目も口もなく、ただ、じり……じり……と音もなく近づいてくる。
「……やばいな、あれ」
「しかも、私たちの足音も、消えてる」
リゼが剣を抜き、身構えた。
カイルも同時にナイフを抜き、左手で補助魔法を詠唱する。
「《フットサイレン》」
周囲に、自らの足音をわざと発生させる魔法だ。
すると――影の魔物は音の鳴る方向へ、ぬるり、と身体を向けた。
「音に反応してる……やっぱり!」
「倒せるか?」
「分かんない。でもやるしかないでしょ!」
魔物が飛びかかる。だが、狙ったのは“音の幻”だった。
カイルの魔法が囮となり、魔物の突進は空を切る。
「今よ!」
リゼが跳び、魔物の背後を斬りつける。
黒い体表が裂け、中から黒煙のようなものが漏れ出した。
しかし――
「再生してる!?」
傷は一瞬で閉じた。
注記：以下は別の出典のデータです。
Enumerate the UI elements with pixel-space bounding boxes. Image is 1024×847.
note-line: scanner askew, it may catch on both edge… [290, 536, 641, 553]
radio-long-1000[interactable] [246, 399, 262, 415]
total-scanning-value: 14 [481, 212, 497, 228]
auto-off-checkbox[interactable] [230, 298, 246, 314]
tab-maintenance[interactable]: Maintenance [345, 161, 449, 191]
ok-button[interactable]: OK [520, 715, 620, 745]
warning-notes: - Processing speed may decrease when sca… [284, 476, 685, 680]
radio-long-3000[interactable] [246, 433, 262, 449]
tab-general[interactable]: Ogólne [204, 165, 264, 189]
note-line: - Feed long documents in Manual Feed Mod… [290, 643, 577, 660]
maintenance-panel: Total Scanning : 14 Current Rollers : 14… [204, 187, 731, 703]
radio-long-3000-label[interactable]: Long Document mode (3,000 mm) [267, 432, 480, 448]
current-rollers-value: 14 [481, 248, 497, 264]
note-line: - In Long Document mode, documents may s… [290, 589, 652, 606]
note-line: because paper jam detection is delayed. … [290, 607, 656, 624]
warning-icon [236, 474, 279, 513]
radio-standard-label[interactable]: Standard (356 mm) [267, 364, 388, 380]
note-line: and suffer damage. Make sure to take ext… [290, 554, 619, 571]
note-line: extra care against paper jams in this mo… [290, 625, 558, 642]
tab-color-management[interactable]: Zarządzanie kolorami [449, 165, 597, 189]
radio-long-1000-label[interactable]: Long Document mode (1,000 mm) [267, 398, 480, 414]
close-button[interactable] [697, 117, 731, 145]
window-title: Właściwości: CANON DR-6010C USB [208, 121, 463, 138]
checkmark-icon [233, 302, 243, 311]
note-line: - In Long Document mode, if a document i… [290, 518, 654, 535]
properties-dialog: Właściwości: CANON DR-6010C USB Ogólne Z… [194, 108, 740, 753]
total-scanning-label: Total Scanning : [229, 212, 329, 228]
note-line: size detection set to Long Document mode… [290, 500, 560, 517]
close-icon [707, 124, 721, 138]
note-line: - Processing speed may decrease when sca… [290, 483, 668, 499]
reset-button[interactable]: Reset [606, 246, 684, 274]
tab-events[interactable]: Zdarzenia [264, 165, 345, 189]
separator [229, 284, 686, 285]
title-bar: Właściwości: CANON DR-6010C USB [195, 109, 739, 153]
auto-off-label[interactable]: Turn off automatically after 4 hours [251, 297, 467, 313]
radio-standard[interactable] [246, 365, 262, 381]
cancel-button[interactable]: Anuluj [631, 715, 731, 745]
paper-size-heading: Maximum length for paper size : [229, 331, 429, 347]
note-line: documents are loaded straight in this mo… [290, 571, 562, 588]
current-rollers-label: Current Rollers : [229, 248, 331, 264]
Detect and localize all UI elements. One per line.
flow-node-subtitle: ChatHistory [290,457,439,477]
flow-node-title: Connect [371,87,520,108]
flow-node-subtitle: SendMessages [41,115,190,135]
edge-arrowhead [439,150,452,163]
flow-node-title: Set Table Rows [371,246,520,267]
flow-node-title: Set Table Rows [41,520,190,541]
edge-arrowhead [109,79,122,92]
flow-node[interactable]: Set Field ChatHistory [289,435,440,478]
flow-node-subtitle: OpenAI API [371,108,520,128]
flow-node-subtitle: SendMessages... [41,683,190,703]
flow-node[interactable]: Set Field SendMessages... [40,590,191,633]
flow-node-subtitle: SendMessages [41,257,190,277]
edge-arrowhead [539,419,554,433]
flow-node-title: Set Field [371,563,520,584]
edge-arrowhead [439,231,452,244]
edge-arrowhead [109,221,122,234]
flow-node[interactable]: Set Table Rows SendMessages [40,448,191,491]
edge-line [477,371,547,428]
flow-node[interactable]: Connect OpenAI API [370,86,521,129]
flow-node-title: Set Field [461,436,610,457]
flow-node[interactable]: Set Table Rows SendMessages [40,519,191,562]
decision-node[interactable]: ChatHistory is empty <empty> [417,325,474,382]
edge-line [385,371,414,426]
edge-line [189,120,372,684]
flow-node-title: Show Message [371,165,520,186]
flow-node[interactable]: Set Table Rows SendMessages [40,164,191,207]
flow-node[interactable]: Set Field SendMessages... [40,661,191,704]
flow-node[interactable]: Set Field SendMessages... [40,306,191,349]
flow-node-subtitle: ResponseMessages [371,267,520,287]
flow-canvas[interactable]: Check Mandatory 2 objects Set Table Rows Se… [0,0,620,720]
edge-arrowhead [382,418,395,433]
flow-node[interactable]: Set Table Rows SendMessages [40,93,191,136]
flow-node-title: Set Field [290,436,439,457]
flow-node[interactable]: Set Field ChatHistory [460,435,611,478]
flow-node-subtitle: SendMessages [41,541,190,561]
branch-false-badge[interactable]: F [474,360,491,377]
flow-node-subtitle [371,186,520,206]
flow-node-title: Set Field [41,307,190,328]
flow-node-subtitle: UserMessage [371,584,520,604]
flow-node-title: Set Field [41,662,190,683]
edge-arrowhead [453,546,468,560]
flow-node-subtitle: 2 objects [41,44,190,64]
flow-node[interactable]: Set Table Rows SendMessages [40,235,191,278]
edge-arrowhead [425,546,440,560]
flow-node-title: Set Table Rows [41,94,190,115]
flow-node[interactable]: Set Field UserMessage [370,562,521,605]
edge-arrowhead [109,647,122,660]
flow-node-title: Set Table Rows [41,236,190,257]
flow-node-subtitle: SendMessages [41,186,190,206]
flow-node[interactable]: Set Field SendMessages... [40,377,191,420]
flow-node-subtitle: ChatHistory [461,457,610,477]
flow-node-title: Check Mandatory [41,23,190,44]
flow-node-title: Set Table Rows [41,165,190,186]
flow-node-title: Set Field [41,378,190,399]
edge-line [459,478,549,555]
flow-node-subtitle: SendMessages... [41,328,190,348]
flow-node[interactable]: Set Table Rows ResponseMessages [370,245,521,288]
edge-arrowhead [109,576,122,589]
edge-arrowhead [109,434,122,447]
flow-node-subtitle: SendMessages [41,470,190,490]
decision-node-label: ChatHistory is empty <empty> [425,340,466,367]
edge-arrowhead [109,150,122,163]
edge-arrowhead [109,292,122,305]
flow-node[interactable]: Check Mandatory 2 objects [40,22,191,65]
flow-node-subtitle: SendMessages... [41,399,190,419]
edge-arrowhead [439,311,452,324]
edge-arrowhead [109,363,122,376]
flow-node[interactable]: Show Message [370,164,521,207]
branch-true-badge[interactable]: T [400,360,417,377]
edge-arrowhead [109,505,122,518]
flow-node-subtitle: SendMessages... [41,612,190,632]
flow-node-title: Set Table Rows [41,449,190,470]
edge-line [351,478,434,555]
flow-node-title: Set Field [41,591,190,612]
まるで粘土のような再生力。
「硬直時間もない……となると」
カイルが即座に判断する。
「火だ! 火の魔法はあるか?」
「ある! でも、この地下で火を使うのは――」
「一瞬で決める。後ろに回って、斬って。俺が火を叩きこむ!」
2人の息が、合った。
カイルが再び音を囮にし、魔物の注意を逸らす。
リゼが疾風のように駆け、斬りつけた瞬間――
「《フレイムバースト》!」
魔物の裂け目に、炎の矢が叩きこまれた。
ドォン――と爆ぜ、黒煙が天井にまで届く。
断末魔の音もなく、影はゆっくりと溶け、消えた。
しん――とした空気。
その静寂が、戦いの終わりを告げた。
「……やった」
「倒せた……よね?」
「多分。たぶんだけど、今回のは“まだ子供”みたいな存在だ」
「じゃあ親がいるの?」
「いるとしたら……依頼、これで終わらなさそうだな」
2人は顔を見合わせ、苦笑した。
だが確かに、何かが始まった。
“音を吸う魔物”の正体と、リゼとの共闘。
それは、少年カイルの冒険者としての成長を試す、最初の試練だった。
新たな敵、新たな仲間、そして共闘の始まり。
カイルとリゼのバディ感も出てきましたね。
この“音を吸う魔物”は、単なる異形ではなく、もっと深い謎を孕んでいる存在です。
次回、「封じられた記録と旧ギルド」
フィローネの地下に眠る過去と、冒険者たちの記憶に迫ります――!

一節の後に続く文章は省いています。